Wolf has been writing a lot about the interaction between trade deficits, private sector deficits and public sector deficits - especially in regard to countries such as Ireland, Spain and Greece. In the case of sick Tiger, Ireland has gone from a high level of private spending and borrowing to high savings coupled with high debt overhang (as % of GDP). The implosion in private spending has crippled fiscal revenue flow (but mainly because of the skewed nature of the revenue base, here). In the absence of currency devaluation the only other adjustments possible - according to the Consensus view is:

'price' reductions all round via wage and non-wage income cuts
'volume' adjustments through lower employment and outward migration.

Alas, As the spin machine moves into full swing – Government finances are beginning to stabilize line… CITI bank Chief Economist Willem Buiter is quoted in today’s Irish Times as praising the Government’s "necessarily tough and well-structured" budget package which managed to find political support while convincing international markets "that Ireland was for real".

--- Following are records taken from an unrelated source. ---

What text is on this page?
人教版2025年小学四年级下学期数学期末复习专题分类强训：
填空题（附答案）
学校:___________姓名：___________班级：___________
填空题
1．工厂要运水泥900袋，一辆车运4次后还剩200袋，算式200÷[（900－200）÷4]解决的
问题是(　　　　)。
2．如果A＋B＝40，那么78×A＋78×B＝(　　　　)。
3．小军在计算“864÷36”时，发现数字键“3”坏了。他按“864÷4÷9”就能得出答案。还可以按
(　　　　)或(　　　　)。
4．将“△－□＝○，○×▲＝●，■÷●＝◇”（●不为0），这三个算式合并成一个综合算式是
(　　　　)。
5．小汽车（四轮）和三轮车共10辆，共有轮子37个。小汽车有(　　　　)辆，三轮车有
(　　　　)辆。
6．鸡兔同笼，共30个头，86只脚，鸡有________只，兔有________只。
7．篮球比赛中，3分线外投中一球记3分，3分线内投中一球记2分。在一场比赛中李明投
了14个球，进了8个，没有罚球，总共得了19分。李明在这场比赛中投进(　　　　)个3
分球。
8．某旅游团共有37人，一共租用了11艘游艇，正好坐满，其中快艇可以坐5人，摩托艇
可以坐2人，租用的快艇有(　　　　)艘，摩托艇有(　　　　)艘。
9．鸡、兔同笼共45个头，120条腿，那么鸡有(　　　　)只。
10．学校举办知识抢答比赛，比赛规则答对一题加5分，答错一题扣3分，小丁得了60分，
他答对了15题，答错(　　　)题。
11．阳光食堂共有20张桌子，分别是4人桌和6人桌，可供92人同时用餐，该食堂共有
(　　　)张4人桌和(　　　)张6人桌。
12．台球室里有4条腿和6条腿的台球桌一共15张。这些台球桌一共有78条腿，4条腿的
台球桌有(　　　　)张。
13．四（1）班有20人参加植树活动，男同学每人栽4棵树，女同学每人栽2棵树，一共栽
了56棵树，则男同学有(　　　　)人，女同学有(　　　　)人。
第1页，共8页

However, he warned that the ‘crisis is so big, and the hole in Ireland's public finances so deep, that these efforts will have to be sustained for several years, perhaps a decade, before the economy is restored ‘to where you thought you were’”

O the price that has to be paid for the folly of the few. Never before was so much owed by so many to so few for such little return


Martin O'Dea said...

Sli Eile what a marvellous finishing Line. The T-Shirting presses should be on standby. Might be the only presses where concepts such as carried here would actually receive significant space

Anonymous said...

what currently is our savings rate in the southern state % wise and also if anyone has it in money terms?

If anyone knows that I would much appreicate it

Slí Eile said...

According to the latest ESRI Quarterly Economic Commentary the personal savings rate was estimated at 11½ % in 2009 and is expected to fall slightly to 10¾ per cent. In 2010 it is forecasted to stand at just under €10billion or nearly 11% of forecasted total personal disposable income. The Rate was 2% in 2007 and 8% in 2008. Source for these figures is Table 14.